Tomorrow's report, from a consortium of top universities including Harvard, Brown, and Duke, expands on a similar one released last year and articulates a broad concern that five years of flat funding at the NIH - which, with rising inflation, can be viewed as a funding decrease - is forcing scientists to downsize their labs and abandon innovation in favor of safer bets, the paper writes.
And there is a real concern that young scientists, who have witnessed their senior colleagues' struggles to get funding, will abandon research in favor of teach ing, clinical work, or the private sector, the Globe writes.
The paper offers another example: Rachelle Gaudet, a structural biologist at Harvard, is one of the scientists who say the current NIH funding system forced her to drastically scale back on an ambitious idea. Gaudet is interested in how our bodies sense pain and temperature though the proteins on the surface of our cells. There has been much research on how chemicals affect the structure of proteins, but, when she made her first proposal to the NIH five years ago, she was hoping to do pioneering work on how something physical - like heat - can alter that structure.
Her initial proposal was to study the entire ion channel of a specific protein, the cell door that opens to allow the pain sensation in, with the hope that understanding that channel could allow for better treatments of the pain caused by inflammation, the paper writes. She was rejected. Four years and five iterations of the proposal later, she was finally approved for what she calls a "seriously watered down" study. "What's ironic," she tells the paper, "is that the [most recent NIH] reviewers said that what will ultimately be most interesting is to study the structure of the entire ion channel."

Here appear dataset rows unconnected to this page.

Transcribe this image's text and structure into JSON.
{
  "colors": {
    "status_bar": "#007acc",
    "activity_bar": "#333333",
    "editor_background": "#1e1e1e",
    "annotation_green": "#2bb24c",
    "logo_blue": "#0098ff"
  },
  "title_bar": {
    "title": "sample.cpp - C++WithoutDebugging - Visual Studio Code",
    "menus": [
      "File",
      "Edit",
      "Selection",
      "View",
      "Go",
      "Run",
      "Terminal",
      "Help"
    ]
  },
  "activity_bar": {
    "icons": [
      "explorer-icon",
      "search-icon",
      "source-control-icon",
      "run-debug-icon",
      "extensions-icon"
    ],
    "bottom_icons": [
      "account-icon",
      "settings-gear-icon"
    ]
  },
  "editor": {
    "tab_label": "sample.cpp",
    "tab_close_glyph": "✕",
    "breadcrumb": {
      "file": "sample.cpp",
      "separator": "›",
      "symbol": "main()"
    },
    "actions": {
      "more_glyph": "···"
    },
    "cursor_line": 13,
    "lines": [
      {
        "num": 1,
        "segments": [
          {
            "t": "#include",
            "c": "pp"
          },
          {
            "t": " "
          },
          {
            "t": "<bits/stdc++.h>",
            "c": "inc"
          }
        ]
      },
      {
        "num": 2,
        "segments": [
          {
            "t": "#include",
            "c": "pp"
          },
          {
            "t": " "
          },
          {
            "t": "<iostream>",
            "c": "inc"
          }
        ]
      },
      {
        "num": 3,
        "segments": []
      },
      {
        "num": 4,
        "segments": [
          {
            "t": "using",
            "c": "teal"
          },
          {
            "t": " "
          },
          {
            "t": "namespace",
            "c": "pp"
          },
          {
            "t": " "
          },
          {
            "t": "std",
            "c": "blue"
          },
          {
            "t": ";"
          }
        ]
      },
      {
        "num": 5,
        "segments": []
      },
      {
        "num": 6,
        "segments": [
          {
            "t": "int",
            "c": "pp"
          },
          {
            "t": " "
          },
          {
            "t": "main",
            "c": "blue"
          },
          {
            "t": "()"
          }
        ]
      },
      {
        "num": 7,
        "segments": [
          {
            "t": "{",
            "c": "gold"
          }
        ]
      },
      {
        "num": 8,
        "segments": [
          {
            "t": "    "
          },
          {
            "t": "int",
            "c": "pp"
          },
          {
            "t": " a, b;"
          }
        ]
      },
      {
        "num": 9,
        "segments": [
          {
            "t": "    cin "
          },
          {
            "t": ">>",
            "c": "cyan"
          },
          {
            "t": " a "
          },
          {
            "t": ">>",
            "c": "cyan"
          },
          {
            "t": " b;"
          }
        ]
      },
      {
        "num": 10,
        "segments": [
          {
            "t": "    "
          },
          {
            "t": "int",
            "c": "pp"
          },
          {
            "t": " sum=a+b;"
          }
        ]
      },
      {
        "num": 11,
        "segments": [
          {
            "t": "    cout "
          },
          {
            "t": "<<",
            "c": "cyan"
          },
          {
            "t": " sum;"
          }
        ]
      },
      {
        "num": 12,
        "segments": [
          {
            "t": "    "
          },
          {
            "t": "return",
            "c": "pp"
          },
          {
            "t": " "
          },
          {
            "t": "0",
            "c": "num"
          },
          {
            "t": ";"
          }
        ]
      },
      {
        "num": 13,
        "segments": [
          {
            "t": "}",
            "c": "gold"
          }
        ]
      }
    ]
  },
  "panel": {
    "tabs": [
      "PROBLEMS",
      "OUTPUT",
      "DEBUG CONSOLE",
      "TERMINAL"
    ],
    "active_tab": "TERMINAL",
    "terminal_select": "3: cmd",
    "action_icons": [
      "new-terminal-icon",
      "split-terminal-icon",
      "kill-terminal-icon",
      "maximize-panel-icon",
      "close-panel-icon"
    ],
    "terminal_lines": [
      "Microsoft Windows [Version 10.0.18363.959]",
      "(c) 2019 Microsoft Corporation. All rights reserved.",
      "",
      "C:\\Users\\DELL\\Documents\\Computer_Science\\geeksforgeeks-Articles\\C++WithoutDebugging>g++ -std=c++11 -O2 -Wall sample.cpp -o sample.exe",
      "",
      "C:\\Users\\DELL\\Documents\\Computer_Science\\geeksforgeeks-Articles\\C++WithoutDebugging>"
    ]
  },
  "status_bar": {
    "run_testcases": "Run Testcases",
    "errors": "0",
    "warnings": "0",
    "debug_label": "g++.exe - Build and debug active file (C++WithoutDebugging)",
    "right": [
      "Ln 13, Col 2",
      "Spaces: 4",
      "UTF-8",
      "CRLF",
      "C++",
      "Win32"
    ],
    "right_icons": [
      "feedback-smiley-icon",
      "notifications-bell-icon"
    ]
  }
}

Gaudet, 33, tells the Globe that the current NIH system forced her to compromise because ambitious and potentially risky projects that shoot for a big payoff are often overlooked in favor of safer projects that promise safer results. For the scientists who want to pursue new areas of research, it's a Catch-22. "When you're applying for a faculty position, people want to hear big ideas," she tells the Globe. "Then when you get the position, you need to switch gears and present it to the NIH in a way that is fundable. It forces people who may be naturally innovative to be conservative, and that's bad because the time that people are often most willing and able to take risks is when they're just starting their careers."